Nichols’s death at the hands of police also recalled the May 2020 killing of George Floyd, another Black man whose suffocation by a white police officer in Minneapolis was caught on film.

Video of Floyd’s death spread rapidly, sparking a massive wave of protests nationwide, sometimes violent, and leading to scrutiny of race relations and police brutality in the United States.

President Joe Biden, anticipating outrage at the Memphis video’s rel­ease later Thursday, called for calm.

“As Americans grieve, the Department of Justice conducts its investigation, and state authorities continue their work, I join Tyre’s family in calling for peaceful protest,” the president said in a statement.

The police officers were taken into custody after an internal investigation found them to have deployed excessive use of force and to have failed to render aid.

In addition to second-degree murder charges, the officers are also facing indictments of aggravated assault and aggravated kidnapping.

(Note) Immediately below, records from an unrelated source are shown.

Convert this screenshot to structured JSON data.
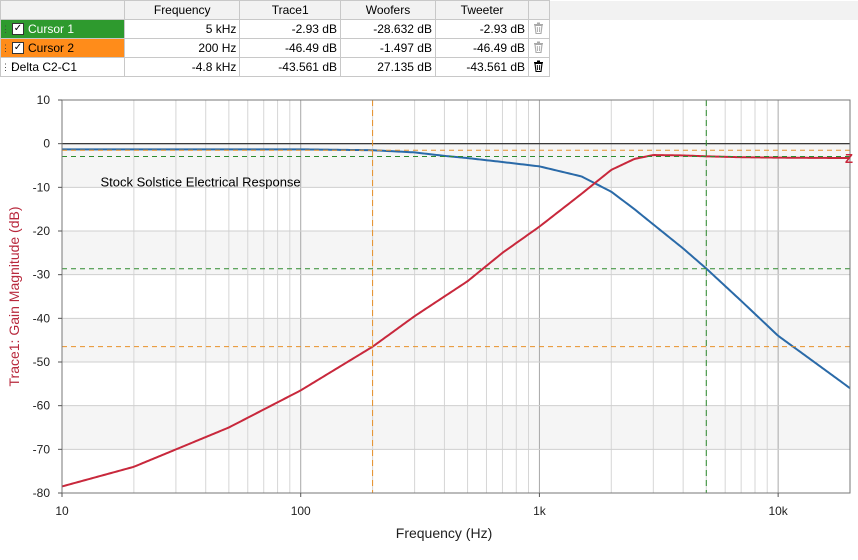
{
  "table": {
    "headers": [
      "",
      "Frequency",
      "Trace1",
      "Woofers",
      "Tweeter"
    ],
    "rows": [
      {
        "name": "Cursor 1",
        "checkbox": true,
        "bg": "#2e9a2e",
        "text_color": "#ffffff",
        "frequency": "5 kHz",
        "trace1": "-2.93 dB",
        "woofers": "-28.632 dB",
        "tweeter": "-2.93 dB",
        "icon": "trash-icon"
      },
      {
        "name": "Cursor 2",
        "checkbox": true,
        "bg": "#ff8c1a",
        "text_color": "#000000",
        "frequency": "200 Hz",
        "trace1": "-46.49 dB",
        "woofers": "-1.497 dB",
        "tweeter": "-46.49 dB",
        "icon": "trash-icon"
      },
      {
        "name": "Delta C2-C1",
        "checkbox": false,
        "bg": "#ffffff",
        "text_color": "#000000",
        "frequency": "-4.8 kHz",
        "trace1": "-43.561 dB",
        "woofers": "27.135 dB",
        "tweeter": "-43.561 dB",
        "icon": "trash-icon"
      }
    ]
  },
  "chart_data": {
    "type": "line",
    "title": "Stock Solstice Electrical Response",
    "xlabel": "Frequency (Hz)",
    "ylabel": "Trace1: Gain Magnitude (dB)",
    "xscale": "log",
    "xlim": [
      10,
      20000
    ],
    "ylim": [
      -80,
      10
    ],
    "xticks": [
      {
        "value": 10,
        "label": "10"
      },
      {
        "value": 100,
        "label": "100"
      },
      {
        "value": 1000,
        "label": "1k"
      },
      {
        "value": 10000,
        "label": "10k"
      }
    ],
    "yticks": [
      10,
      0,
      -10,
      -20,
      -30,
      -40,
      -50,
      -60,
      -70,
      -80
    ],
    "grid": true,
    "series": [
      {
        "color": "#2a6aa8",
        "x": [
          10,
          30,
          100,
          200,
          300,
          400,
          500,
          700,
          1000,
          1500,
          2000,
          2500,
          3000,
          4000,
          5000,
          7000,
          10000,
          15000,
          20000
        ],
        "y": [
          -1.3,
          -1.3,
          -1.3,
          -1.5,
          -2,
          -2.8,
          -3.3,
          -4.2,
          -5.2,
          -7.5,
          -11,
          -15,
          -18.5,
          -24,
          -28.6,
          -36,
          -44,
          -51,
          -56
        ]
      },
      {
        "color": "#c8283c",
        "x": [
          10,
          20,
          50,
          100,
          200,
          300,
          500,
          700,
          1000,
          1500,
          2000,
          2500,
          3000,
          4000,
          5000,
          7000,
          10000,
          20000
        ],
        "y": [
          -78.5,
          -74,
          -65,
          -56.5,
          -46.5,
          -39.5,
          -31.5,
          -25,
          -19,
          -11.5,
          -6,
          -3.5,
          -2.6,
          -2.7,
          -2.9,
          -3.1,
          -3.2,
          -3.3
        ]
      }
    ],
    "reference_line_y": 0,
    "cursors": [
      {
        "name": "Cursor 1",
        "x": 5000,
        "y_levels": [
          -2.93,
          -28.632
        ],
        "color": "#2e8b2e"
      },
      {
        "name": "Cursor 2",
        "x": 200,
        "y_levels": [
          -46.49,
          -1.497
        ],
        "color": "#e8922a"
      }
    ],
    "right_marker": "Z"
  }
}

Four of the five were released from jail after posting bail, US media reported on Friday, citing jail records.

‘Where was humanity?’

“People don’t know what those black police officers did to our family,” RowVaughn Wells, the victim’s mother, said. “And they really don’t know what they did to their own families. They put their own families in harm’s way. They have brought shame to their own families. They brought shame to the black community.”

“Once you see this video, and I know I didn’t see it but from what I hear it is horrific. Where was the humanity? They beat my son like a pinata,” she said referring to a container that children at parties hit to release candy. “They beat my son to death.”